It’s not every day that students get to run a power plant— well sort of.
For the past two weeks, students in OSU Institute of Technology’s Power Plant Technology program have had the opportunity to learn the basics of power plant control operations through simulation training offered by Siemens Energy.
The training came about after advisory board member Mitchell Hurt approached the program’s instructors. Hurt is the plant manager of Siemens Energy’s power plant in Pryor.
“He asked if it would be beneficial for our students to get training on a simulator,” said Terry Hanzel, Power Plant instructor. “It took an advisory board member thinking outside the box for this to happen. It’s invaluable to us. It was the industry seeing what we needed and making it happen.”
The simulator runs on a computer program with two students, or control operators, running the fictional plant via two monitors.
“It shows them how to get a plant ready for start up. The monitors that they’re looking at here are what they would really be looking at in a control room,” Hanzel said. “The benefit I see for our students is getting experience in what it looks like in a control room. You might work for two or three years at a plant before getting exposed to this kind of training.”
Graduates from the Power Plant program start out as outside operators who, after three or four years of experience, can then be trained in-house as a control operator.
“Normally employees train in a real power plant, in real time, and the pressure is unbelievable. ” Hanzel said. “To learn in a non-pressured environment, like with this simulator is great. Students get a taste of real-world control room operation.”
Jason Mancini, technical training specialist for Siemens, is finishing up his two-week stint at OSUIT on Nov. 20. It’s the first time he’s taken the simulation program to a college campus.

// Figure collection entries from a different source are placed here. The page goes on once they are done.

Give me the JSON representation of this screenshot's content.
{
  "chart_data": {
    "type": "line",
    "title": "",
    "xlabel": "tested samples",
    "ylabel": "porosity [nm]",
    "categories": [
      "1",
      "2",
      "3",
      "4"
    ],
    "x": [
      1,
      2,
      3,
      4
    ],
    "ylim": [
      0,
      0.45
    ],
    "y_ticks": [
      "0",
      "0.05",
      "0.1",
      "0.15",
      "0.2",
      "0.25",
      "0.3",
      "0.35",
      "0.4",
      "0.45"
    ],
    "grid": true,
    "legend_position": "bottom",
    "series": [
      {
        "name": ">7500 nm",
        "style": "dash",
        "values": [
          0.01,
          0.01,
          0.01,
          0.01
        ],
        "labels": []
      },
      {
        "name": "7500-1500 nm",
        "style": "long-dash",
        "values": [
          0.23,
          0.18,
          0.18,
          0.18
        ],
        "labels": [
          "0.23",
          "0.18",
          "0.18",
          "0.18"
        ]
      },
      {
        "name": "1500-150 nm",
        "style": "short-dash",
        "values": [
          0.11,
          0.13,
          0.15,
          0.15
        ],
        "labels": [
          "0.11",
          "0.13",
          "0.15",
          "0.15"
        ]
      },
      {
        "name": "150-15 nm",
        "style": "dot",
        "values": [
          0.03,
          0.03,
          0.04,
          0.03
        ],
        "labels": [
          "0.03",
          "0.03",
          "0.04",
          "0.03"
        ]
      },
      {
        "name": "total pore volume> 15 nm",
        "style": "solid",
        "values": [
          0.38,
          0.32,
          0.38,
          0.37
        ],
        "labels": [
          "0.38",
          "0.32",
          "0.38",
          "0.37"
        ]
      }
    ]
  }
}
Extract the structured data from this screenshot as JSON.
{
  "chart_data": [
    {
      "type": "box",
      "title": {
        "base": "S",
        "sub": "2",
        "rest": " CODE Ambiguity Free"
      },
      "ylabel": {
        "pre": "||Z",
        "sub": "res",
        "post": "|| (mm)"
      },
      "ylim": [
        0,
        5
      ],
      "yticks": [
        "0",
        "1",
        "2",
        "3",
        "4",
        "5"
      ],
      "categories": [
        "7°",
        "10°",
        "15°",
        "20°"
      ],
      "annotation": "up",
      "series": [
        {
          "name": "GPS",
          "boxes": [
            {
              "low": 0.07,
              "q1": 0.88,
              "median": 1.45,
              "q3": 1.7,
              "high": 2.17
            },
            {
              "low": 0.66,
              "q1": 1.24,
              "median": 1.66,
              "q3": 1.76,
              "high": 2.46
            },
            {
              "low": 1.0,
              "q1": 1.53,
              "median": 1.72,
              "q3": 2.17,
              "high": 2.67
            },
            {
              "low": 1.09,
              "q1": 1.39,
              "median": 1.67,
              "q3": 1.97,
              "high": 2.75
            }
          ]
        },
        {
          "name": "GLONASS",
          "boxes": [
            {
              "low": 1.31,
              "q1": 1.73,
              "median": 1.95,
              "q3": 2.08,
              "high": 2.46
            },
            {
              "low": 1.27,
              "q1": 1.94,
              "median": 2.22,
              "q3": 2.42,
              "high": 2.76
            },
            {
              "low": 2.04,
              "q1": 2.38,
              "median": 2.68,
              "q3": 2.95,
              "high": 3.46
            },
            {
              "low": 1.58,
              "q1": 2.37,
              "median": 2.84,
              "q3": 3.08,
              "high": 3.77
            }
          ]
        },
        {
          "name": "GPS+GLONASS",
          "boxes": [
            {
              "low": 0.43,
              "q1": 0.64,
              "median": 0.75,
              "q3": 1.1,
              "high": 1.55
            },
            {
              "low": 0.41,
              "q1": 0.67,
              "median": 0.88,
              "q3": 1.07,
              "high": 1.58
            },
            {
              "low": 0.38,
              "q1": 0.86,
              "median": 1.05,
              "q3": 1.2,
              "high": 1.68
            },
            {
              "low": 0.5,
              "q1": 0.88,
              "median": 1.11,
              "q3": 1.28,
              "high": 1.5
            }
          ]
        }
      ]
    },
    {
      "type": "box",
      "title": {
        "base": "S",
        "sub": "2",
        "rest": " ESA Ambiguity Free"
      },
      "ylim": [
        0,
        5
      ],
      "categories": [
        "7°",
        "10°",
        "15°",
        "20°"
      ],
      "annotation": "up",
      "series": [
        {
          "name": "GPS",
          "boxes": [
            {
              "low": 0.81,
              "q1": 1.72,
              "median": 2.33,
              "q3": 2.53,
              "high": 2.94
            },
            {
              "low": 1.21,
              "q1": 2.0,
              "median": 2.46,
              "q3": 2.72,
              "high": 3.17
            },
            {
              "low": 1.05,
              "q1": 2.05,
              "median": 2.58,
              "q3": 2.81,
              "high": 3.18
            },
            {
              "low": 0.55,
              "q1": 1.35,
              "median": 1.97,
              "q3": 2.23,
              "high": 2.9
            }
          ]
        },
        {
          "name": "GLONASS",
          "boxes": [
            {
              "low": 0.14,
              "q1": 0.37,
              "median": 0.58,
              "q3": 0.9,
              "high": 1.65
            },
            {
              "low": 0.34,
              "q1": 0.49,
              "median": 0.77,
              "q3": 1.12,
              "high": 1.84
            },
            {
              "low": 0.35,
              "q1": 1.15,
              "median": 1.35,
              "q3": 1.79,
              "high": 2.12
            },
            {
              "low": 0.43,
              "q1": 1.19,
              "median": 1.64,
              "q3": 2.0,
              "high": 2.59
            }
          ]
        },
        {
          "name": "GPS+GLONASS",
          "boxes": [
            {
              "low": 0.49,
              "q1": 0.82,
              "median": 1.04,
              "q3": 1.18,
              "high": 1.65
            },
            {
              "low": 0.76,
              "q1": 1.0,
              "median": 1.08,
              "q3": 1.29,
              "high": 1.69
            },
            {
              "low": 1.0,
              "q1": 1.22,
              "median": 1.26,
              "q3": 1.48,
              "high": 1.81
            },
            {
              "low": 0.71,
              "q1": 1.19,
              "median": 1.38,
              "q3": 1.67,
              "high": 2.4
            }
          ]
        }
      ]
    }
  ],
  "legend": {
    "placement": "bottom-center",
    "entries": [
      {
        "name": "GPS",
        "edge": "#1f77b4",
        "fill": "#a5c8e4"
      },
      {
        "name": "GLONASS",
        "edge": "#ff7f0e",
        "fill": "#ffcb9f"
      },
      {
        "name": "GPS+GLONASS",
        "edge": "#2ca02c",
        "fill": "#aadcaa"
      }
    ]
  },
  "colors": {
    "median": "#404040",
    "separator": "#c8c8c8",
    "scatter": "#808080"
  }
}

“Our training isn’t really designed for college; it’s for operators in the field, but this has been great,” Mancini said. “I think it’s really good for them. They get this hands-on look at a control system, and I’m relating it to what they’ll be doing as a field operator.”
It’s been a real education for the students.
“We go over stuff in a book, but actually seeing a turbine ramp up and ramp down and seeing the effects of a trip, it can help you even as an outside operator,” said Power Plant student Ryan Majors.
Mancini hopes this is just his first of many trips to OSUIT.
“The program these students are getting here is excellent. They’re going out into the industry with knowledge and experience. I’m really impressed,” he said. “I hope to come back and spend a solid chunk of time here and make this training part of the curriculum. That will give them a huge advantage.”